Don't speculate on why he is acting the way he is acting, that doesn't help. All you can do is concentrate on his behaviour and modify yours to be more effective with him.  Be consistent, document it, stay calm and confident, give it time and it will work out.

good luck,

 

NaraNara

 

egaskell's picture

Hi NaraNara,

the thing is that there does not seem to be a communication problem when I give him tasks to do, that he likes doing. Wouldn't that skew my relationship with him from the beginning, if every time I have a task for him to do that he doesn't like doing and he refuses to do it, I take it back? I am responsible for everything he does and he doesn't do. How often do I should I let him refuse tasks until I can do something? What do I do then? Don't I set a bad precedent here?

My boss has told me that there has been no control over what the service technicians have been doing for years (there was no service manager), and that I am being put in charge. Currently, I am giving my directs tasks that e.g. enable me to find out the status-quo, so I can later make changes to the processes if necessary or tasks that would help this directs colleagues, who will have to do his job. I am already getting push-back, just trying to establish how things are done currently.

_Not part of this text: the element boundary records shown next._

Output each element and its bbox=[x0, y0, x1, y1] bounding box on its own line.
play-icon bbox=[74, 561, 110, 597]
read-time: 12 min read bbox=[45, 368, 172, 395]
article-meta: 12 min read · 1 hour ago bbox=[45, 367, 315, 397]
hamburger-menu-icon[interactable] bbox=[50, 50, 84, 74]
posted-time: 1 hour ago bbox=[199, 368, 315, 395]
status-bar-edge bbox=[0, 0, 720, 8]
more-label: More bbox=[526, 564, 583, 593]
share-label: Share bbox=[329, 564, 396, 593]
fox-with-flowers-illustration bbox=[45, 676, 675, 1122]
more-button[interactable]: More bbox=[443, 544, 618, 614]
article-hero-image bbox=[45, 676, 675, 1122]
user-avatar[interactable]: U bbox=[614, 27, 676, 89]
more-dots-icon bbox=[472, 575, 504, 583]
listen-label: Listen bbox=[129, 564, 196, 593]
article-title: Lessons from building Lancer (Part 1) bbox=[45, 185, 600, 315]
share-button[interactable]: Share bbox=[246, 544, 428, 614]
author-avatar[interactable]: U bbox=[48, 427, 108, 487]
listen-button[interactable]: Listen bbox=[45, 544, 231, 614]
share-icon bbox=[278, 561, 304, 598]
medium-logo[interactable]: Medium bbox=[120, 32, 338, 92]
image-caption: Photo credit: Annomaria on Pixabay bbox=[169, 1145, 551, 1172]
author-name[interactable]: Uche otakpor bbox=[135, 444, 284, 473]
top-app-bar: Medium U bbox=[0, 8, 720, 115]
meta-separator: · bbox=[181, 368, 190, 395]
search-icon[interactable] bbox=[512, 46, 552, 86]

I am not worrying about my directs. I am worrying about my position in the company. If I let this sort of behavior - refusing to do assigned tasks - simply go without consequences, won't that affect every task I give out in the future to him and every other direct? What do I tell my boss, when I am unable to deliver, because a direct has refused to do an assigned task that I need done for that deliverable? 

Suggestions?

Mark's picture
Admin Role Badge

Egaskell-

Just let this guy be.  Do your best, and don't try to make him into a fan of yours or of O3s, or whatever.  He has all the political/relationship power here because of his versus your history.

Let him go to sales.  (I read this to be that he IS going, it's just a matter of time).  If his new boss asks, share the good and bad.  If he doesn't, don't share unless you develop a really good with your peer and he alludes to a problem with this guy.

Choose your battle carefully, and always be conscious of timing.

Mark

naraa's picture
Training Badge

Hi, Mark already answered you what to do.  I will just answer your question for your peace of mind 

"If I let this sort of behavior - refusing to do assigned tasks - simply go without consequences, won't that affect every task I give out in the future to him and every other direct? "

Answer:  No it won´t, because you don´t have a relationship yet with neither of your directs (you have been there for too short time).   Once you have it, things will work out.   

Also you are making a catastrophic extrapolation of the scenario!  You have one direct that is not responding partially (you say it yourself he is still doing good work on the things he likes).  Of course you cannot respond to your boss that you could not deliver because the direct has refused to do an assigned task.  Work with the directs that are responding!  As Mark say: let this guy be.

It may help you to listen to the podcast on the Coaching Dilema (http://www.manager-tools.com/2011/09/coaching-dilemma-introduction): if you have 3 guys, who do you spend more time with, your best guy, your average guy, or your worse performance guy?  I guess this applies here: "Should you spend more time and worry about the guy that is not performing or concentrate your efforts on the ones that are?"

It can also help you to read the book Influence (http://www.manager-tools.com/2006/02/influence-science-and-practice).  People are a lot more willing to do or give something for you after you have done (or given) something for them.

 

 

 

egaskell's picture

I will leave him be, and work hard to become an MT Manager.